Safety (noun): The condition of being protected from or unlikely to cause danger, risk, or injury.
With everything going on in the world today, I wanted to dedicate a series on child safety. This post is the 1st of three safety topics I want to cover. As a parent, safety is a top priority. Making sure our little ones don’t trip and fall and bust their heads or ensuring that they know the signs of stranger danger and don’t willingly get into cars with creeps offering them lolipops. You know, the easy stuff we as moms can protect them against. However, there are just certain things you cannot keep them safe from. Yes Dreux will run and fall and scrape her knees, or she may fall in love with a complete loser who breaks her heart (Lord forbid) but what about violence? How do you raise socially conscious children in a world where danger lurks around every corner? In a world where you want your children to live life fearlessly but responsibly? In a CITY where certain areas are just not safe!
Disclaimer: This topic may raise a few eyebrows, may turn a few stomachs and may produce a few “side eyes” but it is an ongoing battle I am faced with, as some of our close family and friends live in areas of the city I don’t particularly deem as “safe”. Where gun violence parades the streets and innocent lives are taken. This is in no way to negate the fact that these very communities breed intelligent individuals and successful businesses or that these communities are working hard to highlight the positive aspects of the community. Its simply a platform to ask...what do I do?
Safety is a Non-negotiable
For the last few months we have been in pursuit of becoming homeowners. Finding a home in the city of Chicago has been quite a difficult task for numerous reasons. Wherever we decided to live, safety was the number one priority. Affordability, square footage, and comfortability all followed. But my family’s safety was number one, hands down. And while I know we live in a world full of crime, I personally just feel some things can be avoided. I’m sure everyone has either heard or read about the increasing crime rate in the city.
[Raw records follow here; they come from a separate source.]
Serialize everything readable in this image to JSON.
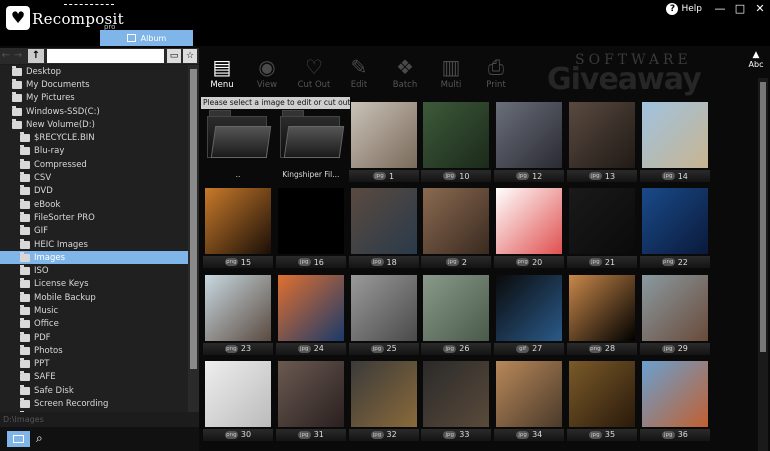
{
  "app": {
    "name": "Recomposit",
    "edition": "pro",
    "album_tab": "Album"
  },
  "window": {
    "help": "Help",
    "minimize": "—",
    "maximize": "□",
    "close": "✕"
  },
  "toolbar": {
    "buttons": [
      {
        "label": "Menu",
        "icon": "menu-icon",
        "active": true
      },
      {
        "label": "View",
        "icon": "eye-icon",
        "active": false
      },
      {
        "label": "Cut Out",
        "icon": "heart-cut-icon",
        "active": false
      },
      {
        "label": "Edit",
        "icon": "wand-icon",
        "active": false
      },
      {
        "label": "Batch",
        "icon": "batch-icon",
        "active": false
      },
      {
        "label": "Multi",
        "icon": "multi-icon",
        "active": false
      },
      {
        "label": "Print",
        "icon": "printer-icon",
        "active": false
      }
    ],
    "sort_label": "Abc"
  },
  "watermark": {
    "line1": "SOFTWARE",
    "line2": "Giveaway"
  },
  "tooltip": "Please select a image to edit or cut out.",
  "tree": {
    "nodes": [
      {
        "label": "Desktop",
        "level": 0,
        "selected": false
      },
      {
        "label": "My Documents",
        "level": 0,
        "selected": false
      },
      {
        "label": "My Pictures",
        "level": 0,
        "selected": false
      },
      {
        "label": "Windows-SSD(C:)",
        "level": 0,
        "selected": false
      },
      {
        "label": "New Volume(D:)",
        "level": 0,
        "selected": false
      },
      {
        "label": "$RECYCLE.BIN",
        "level": 1,
        "selected": false
      },
      {
        "label": "Blu-ray",
        "level": 1,
        "selected": false
      },
      {
        "label": "Compressed",
        "level": 1,
        "selected": false
      },
      {
        "label": "CSV",
        "level": 1,
        "selected": false
      },
      {
        "label": "DVD",
        "level": 1,
        "selected": false
      },
      {
        "label": "eBook",
        "level": 1,
        "selected": false
      },
      {
        "label": "FileSorter PRO",
        "level": 1,
        "selected": false
      },
      {
        "label": "GIF",
        "level": 1,
        "selected": false
      },
      {
        "label": "HEIC Images",
        "level": 1,
        "selected": false
      },
      {
        "label": "Images",
        "level": 1,
        "selected": true
      },
      {
        "label": "ISO",
        "level": 1,
        "selected": false
      },
      {
        "label": "License Keys",
        "level": 1,
        "selected": false
      },
      {
        "label": "Mobile Backup",
        "level": 1,
        "selected": false
      },
      {
        "label": "Music",
        "level": 1,
        "selected": false
      },
      {
        "label": "Office",
        "level": 1,
        "selected": false
      },
      {
        "label": "PDF",
        "level": 1,
        "selected": false
      },
      {
        "label": "Photos",
        "level": 1,
        "selected": false
      },
      {
        "label": "PPT",
        "level": 1,
        "selected": false
      },
      {
        "label": "SAFE",
        "level": 1,
        "selected": false
      },
      {
        "label": "Safe Disk",
        "level": 1,
        "selected": false
      },
      {
        "label": "Screen Recording",
        "level": 1,
        "selected": false
      },
      {
        "label": "Software Files",
        "level": 1,
        "selected": false
      }
    ],
    "current_path": "D:\\Images"
  },
  "grid": {
    "items": [
      {
        "kind": "folder",
        "label": ".."
      },
      {
        "kind": "folder",
        "label": "Kingshiper Fil..."
      },
      {
        "kind": "image",
        "badge": "jpg",
        "label": "1",
        "colors": [
          "#c9c2b8",
          "#7a6a5a"
        ]
      },
      {
        "kind": "image",
        "badge": "jpg",
        "label": "10",
        "colors": [
          "#3d5a3a",
          "#1b2a1a"
        ]
      },
      {
        "kind": "image",
        "badge": "jpg",
        "label": "12",
        "colors": [
          "#6a6f7a",
          "#2a2a33"
        ]
      },
      {
        "kind": "image",
        "badge": "jpg",
        "label": "13",
        "colors": [
          "#5a4a40",
          "#201a16"
        ]
      },
      {
        "kind": "image",
        "badge": "jpg",
        "label": "14",
        "colors": [
          "#9fc3e0",
          "#c8b490"
        ]
      },
      {
        "kind": "image",
        "badge": "png",
        "label": "15",
        "colors": [
          "#c87a2a",
          "#1a0f08"
        ]
      },
      {
        "kind": "image",
        "badge": "jpg",
        "label": "16",
        "colors": [
          "#000000",
          "#000000"
        ]
      },
      {
        "kind": "image",
        "badge": "jpg",
        "label": "18",
        "colors": [
          "#5a4a40",
          "#2a3a4a"
        ]
      },
      {
        "kind": "image",
        "badge": "jpg",
        "label": "2",
        "colors": [
          "#8a6a50",
          "#3a2a20"
        ]
      },
      {
        "kind": "image",
        "badge": "png",
        "label": "20",
        "colors": [
          "#ffffff",
          "#e05050"
        ]
      },
      {
        "kind": "image",
        "badge": "jpg",
        "label": "21",
        "colors": [
          "#1a1a1a",
          "#0a0a0a"
        ]
      },
      {
        "kind": "image",
        "badge": "png",
        "label": "22",
        "colors": [
          "#1a4a8a",
          "#0a1a3a"
        ]
      },
      {
        "kind": "image",
        "badge": "png",
        "label": "23",
        "colors": [
          "#c8d8e0",
          "#5a4a40"
        ]
      },
      {
        "kind": "image",
        "badge": "jpg",
        "label": "24",
        "colors": [
          "#e07030",
          "#1a3a6a"
        ]
      },
      {
        "kind": "image",
        "badge": "jpg",
        "label": "25",
        "colors": [
          "#9a9a9a",
          "#4a4a4a"
        ]
      },
      {
        "kind": "image",
        "badge": "jpg",
        "label": "26",
        "colors": [
          "#8a9a8a",
          "#4a5a4a"
        ]
      },
      {
        "kind": "image",
        "badge": "gif",
        "label": "27",
        "colors": [
          "#0a0a0a",
          "#2a5a8a"
        ]
      },
      {
        "kind": "image",
        "badge": "png",
        "label": "28",
        "colors": [
          "#c8884a",
          "#000000"
        ]
      },
      {
        "kind": "image",
        "badge": "jpg",
        "label": "29",
        "colors": [
          "#8a9aa0",
          "#6a4a3a"
        ]
      },
      {
        "kind": "image",
        "badge": "png",
        "label": "30",
        "colors": [
          "#eeeeee",
          "#bbbbbb"
        ]
      },
      {
        "kind": "image",
        "badge": "jpg",
        "label": "31",
        "colors": [
          "#6a5a50",
          "#2a2020"
        ]
      },
      {
        "kind": "image",
        "badge": "jpg",
        "label": "32",
        "colors": [
          "#3a3a3a",
          "#8a6a3a"
        ]
      },
      {
        "kind": "image",
        "badge": "jpg",
        "label": "33",
        "colors": [
          "#2a2a2a",
          "#5a4a3a"
        ]
      },
      {
        "kind": "image",
        "badge": "jpg",
        "label": "34",
        "colors": [
          "#b8885a",
          "#4a3a2a"
        ]
      },
      {
        "kind": "image",
        "badge": "jpg",
        "label": "35",
        "colors": [
          "#7a5a2a",
          "#2a1a0a"
        ]
      },
      {
        "kind": "image",
        "badge": "jpg",
        "label": "36",
        "colors": [
          "#6aa0d0",
          "#c06030"
        ]
      }
    ]
  }
}
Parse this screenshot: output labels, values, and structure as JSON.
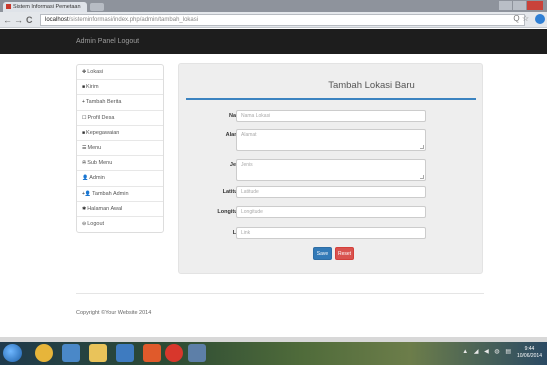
{
  "browser": {
    "tab_title": "Sistem Informasi Pemetaan",
    "url_host": "localhost",
    "url_path": "/sisteminformasi/index.php/admin/tambah_lokasi",
    "nav_back": "←",
    "nav_forward": "→",
    "nav_reload": "C",
    "omni_icons": "Q ☆"
  },
  "app": {
    "brand": "Admin Panel     Logout"
  },
  "sidebar": {
    "items": [
      {
        "icon": "✥",
        "label": "Lokasi"
      },
      {
        "icon": "■",
        "label": "Kirim"
      },
      {
        "icon": "+",
        "label": "Tambah Berita"
      },
      {
        "icon": "☐",
        "label": "Profil Desa"
      },
      {
        "icon": "■",
        "label": "Kepegawaian"
      },
      {
        "icon": "☰",
        "label": "Menu"
      },
      {
        "icon": "✇",
        "label": "Sub Menu"
      },
      {
        "icon": "👤",
        "label": "Admin"
      },
      {
        "icon": "+👤",
        "label": "Tambah Admin"
      },
      {
        "icon": "✱",
        "label": "Halaman Awal"
      },
      {
        "icon": "⊖",
        "label": "Logout"
      }
    ]
  },
  "form": {
    "title": "Tambah Lokasi Baru",
    "fields": {
      "nama": {
        "label": "Nama",
        "placeholder": "Nama Lokasi"
      },
      "alamat": {
        "label": "Alamat",
        "placeholder": "Alamat"
      },
      "jenis": {
        "label": "Jenis",
        "placeholder": "Jenis"
      },
      "latitude": {
        "label": "Latitude",
        "placeholder": "Latitude"
      },
      "longitude": {
        "label": "Longitude",
        "placeholder": "Longitude"
      },
      "link": {
        "label": "Link",
        "placeholder": "Link"
      }
    },
    "save_label": "Save",
    "reset_label": "Reset"
  },
  "footer": {
    "text": "Copyright ©Your Website 2014"
  },
  "taskbar": {
    "tray_icons": "▲ ◢ ◀ ◍ ▤",
    "time": "9:44",
    "date": "10/06/2014"
  },
  "colors": {
    "accent": "#3b83c0",
    "save": "#337ab7",
    "reset": "#d9534f",
    "navbar": "#1d1d1d"
  }
}
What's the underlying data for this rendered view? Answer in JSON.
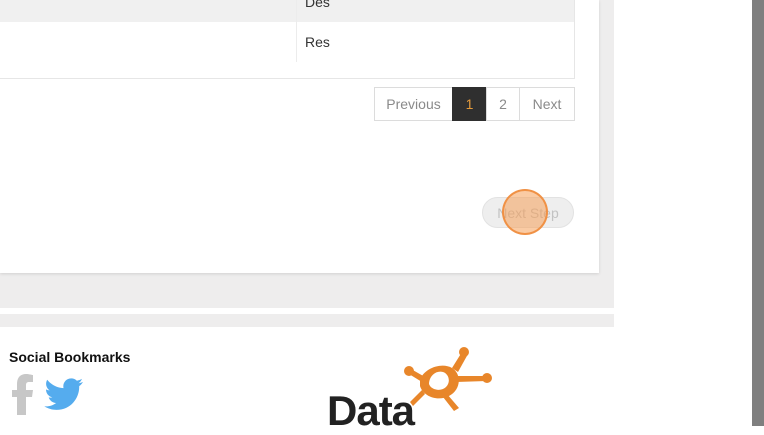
{
  "table": {
    "rows": [
      {
        "cell": "Des"
      },
      {
        "cell": "Res"
      }
    ]
  },
  "pagination": {
    "previous_label": "Previous",
    "pages": [
      "1",
      "2"
    ],
    "current_page": "1",
    "next_label": "Next"
  },
  "actions": {
    "next_step_label": "Next Step",
    "next_step_enabled": false
  },
  "footer": {
    "social_title": "Social Bookmarks",
    "social_icons": [
      "facebook-icon",
      "twitter-icon"
    ],
    "logo_text": "Data"
  },
  "colors": {
    "page_background": "#eeeded",
    "active_page_bg": "#2f2f2f",
    "active_page_fg": "#e39a3b",
    "twitter_blue": "#55acee",
    "facebook_gray": "#c7c7c7",
    "logo_orange": "#e8862a",
    "click_indicator": "#f5a05a"
  }
}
Its no secret that gun violence is on the rise and more and more lives are lost at the hands of someone else. Our children, our babies, our kids are being robbed of their youth. So as a mother, how do I ensure my children are safe?
City Guy vs. Suburban Girl
Growing up on two opposite ends of the city, my husband and I have different views on what constitutes as “safe”. At the end of the day, “no neighborhood is safe, but some are safer than others”. Sorry but it’s true. Yes I can mugged anywhere, but the chances of it happening over HERE are SLIGHTLY higher…I’m just saying. Lets consider the odds here. Growing up in what I guess would be considered the “inner city”, my husband has a different outlook and perspective on the city. “We’ve lived on this block for years. Nothing ever happens on this block”. To him, it’s safe. To me I’m locking doors and looking over my shoulder every five minutes and flitching at the sound of driving over a chip bag mistakenly taken for a gun shot. (Sad but true story) This is not to down any neighborhood in my beloved city; but to question how do I, as parent to a young girl –and an unborn child whose sex is still unknown –protect them with everything in me while respecting my husband and his ideas of what safe is? Do we completely avoid certain areas of the city where the crime is at an all time high, even if that means distancing ourselves from certain family members and friends because I’m uncomfortable? Do we skip out on Thanksgiving dinner because cousin "such-and-such" lives a few blocks from where a recent shooting occurred? Or do we go with a long laundry list of stipulations and rules for our children's visit:
- No playing outside
- Avoid all windows
- Be in doors before the streetlights
- Stay away from certain blocks
- Oh and while we’re at it, just don’t leave the house at all the entire time our kids are visiting you. (LOL)
Is that fair? Does fairness even matter when it comes to your children’s safety? Or do I just bite the bullet (no pun intended) and pray the Lord will cover them wherever they may go? Am I overreacting or is my husband not reacting enough? Am I being too "scary" because my upbringing in the so-called-suburbs didn't expose me to the true dangers of the city firsthand? Granted, my hubby and I are very spiritual people and we’ve been taught to “turn it over to God”. But doesn’t God give you the ability to make informed decisions and common sense that should be applied in any difficult situation you face? Is saving face and pleasing family and friends worth potentially putting your children in what you perceive as danger?
No one prepped me on this. The kids go wherever the parents allow them to go, right? But when the parents are conflicted with what constitutes as “safe”, Houston we have a problem. What is a wife and mother to do?